ГЛАВА 50 9 января 1905 года. Таврическая выставка портретов
ГЛАВА 50
9 января 1905 года. Таврическая выставка портретов
1905 год. Вот мы и дошли до этого рокового года, получившего в дальнейшем значение какой-то генеральной репетиции перед окончательным спектаклем — революции 1917 года, погубившей весь старый строй, все то, что мы считали с самых первых лет существования чем-то неотъемлемо присущим нашей родине. Ни убийство Сипягина, ни убийство Плеве, ни все более тревожные известия с театра войны не произвели того впечатления, которое произвело знаменательное 9 января, ставшее такой же исторической датой, как 14 июля — взятие Бастилии, как 4 сентября — падение Второй империи и т. д.

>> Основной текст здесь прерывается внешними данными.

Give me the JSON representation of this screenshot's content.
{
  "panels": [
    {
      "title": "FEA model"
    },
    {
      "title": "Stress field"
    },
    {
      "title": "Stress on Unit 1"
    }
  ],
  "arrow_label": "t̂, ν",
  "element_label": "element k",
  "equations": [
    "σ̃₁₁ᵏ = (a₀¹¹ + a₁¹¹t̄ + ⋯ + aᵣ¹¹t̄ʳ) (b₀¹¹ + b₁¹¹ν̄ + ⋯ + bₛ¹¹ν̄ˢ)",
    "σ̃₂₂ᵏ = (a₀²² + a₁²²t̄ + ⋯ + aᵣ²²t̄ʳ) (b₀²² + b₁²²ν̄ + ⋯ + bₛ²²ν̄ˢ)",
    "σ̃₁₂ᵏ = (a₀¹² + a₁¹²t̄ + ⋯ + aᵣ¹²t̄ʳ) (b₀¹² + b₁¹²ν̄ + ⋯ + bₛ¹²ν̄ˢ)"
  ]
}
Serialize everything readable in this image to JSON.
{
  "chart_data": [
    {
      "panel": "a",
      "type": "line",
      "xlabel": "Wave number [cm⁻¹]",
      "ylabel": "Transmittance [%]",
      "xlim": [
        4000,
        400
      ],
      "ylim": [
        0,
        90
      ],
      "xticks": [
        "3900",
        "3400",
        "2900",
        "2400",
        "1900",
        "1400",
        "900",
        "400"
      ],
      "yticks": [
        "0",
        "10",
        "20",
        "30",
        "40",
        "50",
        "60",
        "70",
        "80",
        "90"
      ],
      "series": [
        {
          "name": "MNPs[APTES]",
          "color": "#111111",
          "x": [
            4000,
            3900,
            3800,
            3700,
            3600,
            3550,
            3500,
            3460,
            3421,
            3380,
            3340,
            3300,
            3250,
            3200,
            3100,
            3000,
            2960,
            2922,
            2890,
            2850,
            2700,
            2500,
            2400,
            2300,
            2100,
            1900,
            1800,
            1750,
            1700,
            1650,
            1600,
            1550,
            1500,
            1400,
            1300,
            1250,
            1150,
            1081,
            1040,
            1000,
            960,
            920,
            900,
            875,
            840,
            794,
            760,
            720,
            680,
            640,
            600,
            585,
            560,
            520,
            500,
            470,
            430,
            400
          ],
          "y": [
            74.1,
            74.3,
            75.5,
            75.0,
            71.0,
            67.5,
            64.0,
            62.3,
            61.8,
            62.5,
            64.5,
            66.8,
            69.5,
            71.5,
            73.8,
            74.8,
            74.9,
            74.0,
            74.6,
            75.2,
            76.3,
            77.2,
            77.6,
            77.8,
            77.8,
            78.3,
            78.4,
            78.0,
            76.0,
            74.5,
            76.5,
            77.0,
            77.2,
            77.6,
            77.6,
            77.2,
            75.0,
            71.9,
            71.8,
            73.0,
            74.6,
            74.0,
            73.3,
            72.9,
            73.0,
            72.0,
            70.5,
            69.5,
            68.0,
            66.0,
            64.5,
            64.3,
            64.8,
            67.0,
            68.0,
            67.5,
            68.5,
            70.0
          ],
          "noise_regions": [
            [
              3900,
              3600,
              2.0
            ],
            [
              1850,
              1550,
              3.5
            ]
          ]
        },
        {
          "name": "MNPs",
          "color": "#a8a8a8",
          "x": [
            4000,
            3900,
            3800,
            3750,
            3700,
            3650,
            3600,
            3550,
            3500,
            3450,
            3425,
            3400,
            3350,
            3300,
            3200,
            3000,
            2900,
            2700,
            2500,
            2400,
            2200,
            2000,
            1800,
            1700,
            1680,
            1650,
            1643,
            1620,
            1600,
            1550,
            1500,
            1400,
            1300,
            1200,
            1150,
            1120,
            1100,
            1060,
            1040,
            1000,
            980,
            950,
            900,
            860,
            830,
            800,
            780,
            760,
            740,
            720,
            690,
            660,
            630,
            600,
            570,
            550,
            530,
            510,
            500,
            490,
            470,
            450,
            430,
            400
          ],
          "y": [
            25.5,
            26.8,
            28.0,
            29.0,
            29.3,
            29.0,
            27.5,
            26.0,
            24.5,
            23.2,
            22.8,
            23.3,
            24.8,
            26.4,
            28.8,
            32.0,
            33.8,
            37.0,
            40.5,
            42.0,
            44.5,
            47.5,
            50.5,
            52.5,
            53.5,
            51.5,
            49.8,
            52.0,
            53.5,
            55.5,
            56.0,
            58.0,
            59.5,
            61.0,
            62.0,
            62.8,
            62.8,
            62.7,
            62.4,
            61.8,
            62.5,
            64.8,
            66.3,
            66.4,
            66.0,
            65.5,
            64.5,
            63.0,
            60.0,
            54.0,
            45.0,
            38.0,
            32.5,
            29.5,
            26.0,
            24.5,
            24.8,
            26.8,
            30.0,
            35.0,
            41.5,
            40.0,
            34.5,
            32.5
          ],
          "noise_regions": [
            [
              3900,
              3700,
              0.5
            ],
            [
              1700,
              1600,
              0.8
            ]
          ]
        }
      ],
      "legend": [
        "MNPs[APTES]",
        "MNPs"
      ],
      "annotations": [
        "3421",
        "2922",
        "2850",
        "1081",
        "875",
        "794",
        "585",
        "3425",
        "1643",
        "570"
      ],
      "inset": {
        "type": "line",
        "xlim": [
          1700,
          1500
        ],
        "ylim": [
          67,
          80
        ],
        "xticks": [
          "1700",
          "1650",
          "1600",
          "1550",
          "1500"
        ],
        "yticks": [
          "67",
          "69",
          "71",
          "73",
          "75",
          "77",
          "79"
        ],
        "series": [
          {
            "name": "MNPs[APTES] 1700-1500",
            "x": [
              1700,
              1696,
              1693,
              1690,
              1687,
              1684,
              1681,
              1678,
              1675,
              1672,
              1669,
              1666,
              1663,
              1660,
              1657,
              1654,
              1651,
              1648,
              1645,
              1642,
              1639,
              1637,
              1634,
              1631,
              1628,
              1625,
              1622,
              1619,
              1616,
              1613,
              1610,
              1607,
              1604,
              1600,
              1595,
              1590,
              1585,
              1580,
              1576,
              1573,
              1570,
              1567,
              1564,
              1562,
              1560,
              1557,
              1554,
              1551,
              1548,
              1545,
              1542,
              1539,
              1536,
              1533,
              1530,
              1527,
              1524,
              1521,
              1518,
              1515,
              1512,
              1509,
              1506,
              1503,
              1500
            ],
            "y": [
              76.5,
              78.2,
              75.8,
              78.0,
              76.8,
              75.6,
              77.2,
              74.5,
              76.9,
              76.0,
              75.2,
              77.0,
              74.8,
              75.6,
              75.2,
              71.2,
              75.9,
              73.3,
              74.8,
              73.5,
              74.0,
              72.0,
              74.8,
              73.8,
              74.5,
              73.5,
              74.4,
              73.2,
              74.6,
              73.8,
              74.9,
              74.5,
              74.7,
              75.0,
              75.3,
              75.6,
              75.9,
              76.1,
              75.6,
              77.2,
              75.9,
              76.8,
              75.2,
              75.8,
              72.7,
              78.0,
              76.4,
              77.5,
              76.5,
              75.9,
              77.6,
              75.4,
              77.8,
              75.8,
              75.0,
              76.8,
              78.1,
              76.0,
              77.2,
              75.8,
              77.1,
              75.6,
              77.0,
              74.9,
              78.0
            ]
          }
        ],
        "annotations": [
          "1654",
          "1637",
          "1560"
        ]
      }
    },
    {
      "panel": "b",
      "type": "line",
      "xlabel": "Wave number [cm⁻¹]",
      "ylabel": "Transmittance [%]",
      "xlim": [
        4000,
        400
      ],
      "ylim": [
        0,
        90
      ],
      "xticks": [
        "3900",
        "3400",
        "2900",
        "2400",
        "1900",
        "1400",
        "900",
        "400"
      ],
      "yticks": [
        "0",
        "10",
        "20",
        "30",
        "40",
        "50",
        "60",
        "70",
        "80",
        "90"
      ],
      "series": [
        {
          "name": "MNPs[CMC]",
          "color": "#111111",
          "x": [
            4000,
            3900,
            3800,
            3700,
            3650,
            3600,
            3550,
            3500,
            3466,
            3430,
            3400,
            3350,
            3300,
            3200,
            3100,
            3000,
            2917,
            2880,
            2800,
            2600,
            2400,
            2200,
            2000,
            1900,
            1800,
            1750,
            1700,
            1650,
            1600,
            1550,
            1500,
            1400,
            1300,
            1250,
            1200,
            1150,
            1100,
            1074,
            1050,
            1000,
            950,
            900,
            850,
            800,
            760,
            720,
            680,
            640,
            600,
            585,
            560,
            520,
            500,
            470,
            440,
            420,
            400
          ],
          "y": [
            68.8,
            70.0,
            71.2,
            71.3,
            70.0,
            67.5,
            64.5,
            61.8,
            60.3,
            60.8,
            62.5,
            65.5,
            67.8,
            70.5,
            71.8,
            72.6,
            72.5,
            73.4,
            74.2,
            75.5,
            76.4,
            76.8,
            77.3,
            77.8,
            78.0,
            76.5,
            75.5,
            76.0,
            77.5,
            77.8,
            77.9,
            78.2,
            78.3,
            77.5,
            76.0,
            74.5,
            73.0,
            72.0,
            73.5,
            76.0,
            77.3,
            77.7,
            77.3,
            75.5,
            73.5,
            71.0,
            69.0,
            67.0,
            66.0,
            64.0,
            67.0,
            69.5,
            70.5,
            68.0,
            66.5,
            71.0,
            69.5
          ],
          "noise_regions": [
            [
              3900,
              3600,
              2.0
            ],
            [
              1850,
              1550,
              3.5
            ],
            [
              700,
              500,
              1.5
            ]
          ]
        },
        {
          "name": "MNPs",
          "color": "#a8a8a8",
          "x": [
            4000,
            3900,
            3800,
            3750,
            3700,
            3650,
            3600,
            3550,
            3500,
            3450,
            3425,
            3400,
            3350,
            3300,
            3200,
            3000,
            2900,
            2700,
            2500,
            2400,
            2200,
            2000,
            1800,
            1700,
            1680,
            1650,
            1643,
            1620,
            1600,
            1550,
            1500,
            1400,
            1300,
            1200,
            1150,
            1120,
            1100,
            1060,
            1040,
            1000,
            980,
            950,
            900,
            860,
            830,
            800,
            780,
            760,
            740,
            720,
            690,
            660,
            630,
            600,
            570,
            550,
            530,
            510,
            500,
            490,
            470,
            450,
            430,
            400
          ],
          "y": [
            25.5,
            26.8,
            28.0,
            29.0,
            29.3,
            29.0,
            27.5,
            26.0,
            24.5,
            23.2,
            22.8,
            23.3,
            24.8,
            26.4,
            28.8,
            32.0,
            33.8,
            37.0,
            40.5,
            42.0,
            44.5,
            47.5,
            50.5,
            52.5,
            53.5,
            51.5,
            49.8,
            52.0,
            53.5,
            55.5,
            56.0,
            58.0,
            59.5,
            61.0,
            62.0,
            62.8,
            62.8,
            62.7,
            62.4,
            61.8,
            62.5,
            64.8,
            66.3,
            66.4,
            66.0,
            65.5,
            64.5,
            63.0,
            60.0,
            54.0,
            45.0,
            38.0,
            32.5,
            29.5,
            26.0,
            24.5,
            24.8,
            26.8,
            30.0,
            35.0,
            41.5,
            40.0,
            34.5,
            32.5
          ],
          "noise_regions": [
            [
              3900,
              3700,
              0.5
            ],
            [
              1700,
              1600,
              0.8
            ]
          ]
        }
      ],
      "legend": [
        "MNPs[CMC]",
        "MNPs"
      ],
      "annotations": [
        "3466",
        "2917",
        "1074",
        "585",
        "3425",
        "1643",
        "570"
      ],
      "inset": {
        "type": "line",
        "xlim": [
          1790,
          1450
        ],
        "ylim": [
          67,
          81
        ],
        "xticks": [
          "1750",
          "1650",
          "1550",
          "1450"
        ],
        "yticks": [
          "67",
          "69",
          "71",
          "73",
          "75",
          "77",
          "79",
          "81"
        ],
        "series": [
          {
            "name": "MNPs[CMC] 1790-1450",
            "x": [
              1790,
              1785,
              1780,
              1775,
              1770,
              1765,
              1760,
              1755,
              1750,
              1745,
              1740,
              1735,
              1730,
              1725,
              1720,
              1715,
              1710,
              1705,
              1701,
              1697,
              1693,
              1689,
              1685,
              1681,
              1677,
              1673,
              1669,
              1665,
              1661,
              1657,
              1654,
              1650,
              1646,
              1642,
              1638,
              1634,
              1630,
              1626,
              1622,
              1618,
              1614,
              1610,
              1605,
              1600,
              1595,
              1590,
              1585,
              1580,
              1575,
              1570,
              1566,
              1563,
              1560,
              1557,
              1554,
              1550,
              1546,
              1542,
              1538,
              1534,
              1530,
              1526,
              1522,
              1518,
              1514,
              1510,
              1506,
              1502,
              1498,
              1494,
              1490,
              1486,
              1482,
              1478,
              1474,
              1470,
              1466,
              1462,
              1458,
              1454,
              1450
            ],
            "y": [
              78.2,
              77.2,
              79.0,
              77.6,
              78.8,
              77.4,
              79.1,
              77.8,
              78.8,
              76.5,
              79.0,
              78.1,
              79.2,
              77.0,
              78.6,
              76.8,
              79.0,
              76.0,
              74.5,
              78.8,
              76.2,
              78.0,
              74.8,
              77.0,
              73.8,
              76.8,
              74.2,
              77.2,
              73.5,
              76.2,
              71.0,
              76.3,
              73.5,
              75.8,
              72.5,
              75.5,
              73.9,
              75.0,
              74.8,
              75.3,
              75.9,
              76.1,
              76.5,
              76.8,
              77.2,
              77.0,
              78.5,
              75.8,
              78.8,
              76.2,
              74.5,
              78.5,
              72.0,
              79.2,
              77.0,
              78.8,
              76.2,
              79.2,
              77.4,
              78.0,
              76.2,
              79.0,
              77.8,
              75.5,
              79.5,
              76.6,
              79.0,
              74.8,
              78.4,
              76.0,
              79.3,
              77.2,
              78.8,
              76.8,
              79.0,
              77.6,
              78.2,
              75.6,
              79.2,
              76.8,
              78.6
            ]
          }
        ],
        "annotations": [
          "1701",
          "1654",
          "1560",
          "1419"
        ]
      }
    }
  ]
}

Чувствовалось уже задолго до этого, что нечто назревает, что накопляется гроза, готовая разразиться. С осени 1904 года все пресловутое фрондирование общества стало окончательно терять свой прежний характер. Неизбежность, необходимость радикальных реформ стала чем-то общепризнанным, толки на эту тему получили даже привкус моды. Где бы русские люди ни сходились, беседа по любому вопросу сразу сворачивала на обсуждение общественных дел и принимала горький, негодующий оттенок. Наконец, первый гром грянул, но после того атмосфера нисколько не прояснилась; напротив, с этого момента водворилось настоящее политическое ненастье, и оно установилось надолго. То, что произошло в утро 9 января, дошло до меня и до моей жены почти сразу. Первым вестником уже этой трагедии явились наши дети[42] и их бонна, гулявшие, по обыкновению, в Соловьевском сквере, что под боком у Академии художеств. Они вернулись раньше, чем мы их ожидали, и в чрезвычайном возбуждении, перебивая друг друга, спешили сообщить пережитое: «На улицах стреляют. Там много раненых. И много убитых».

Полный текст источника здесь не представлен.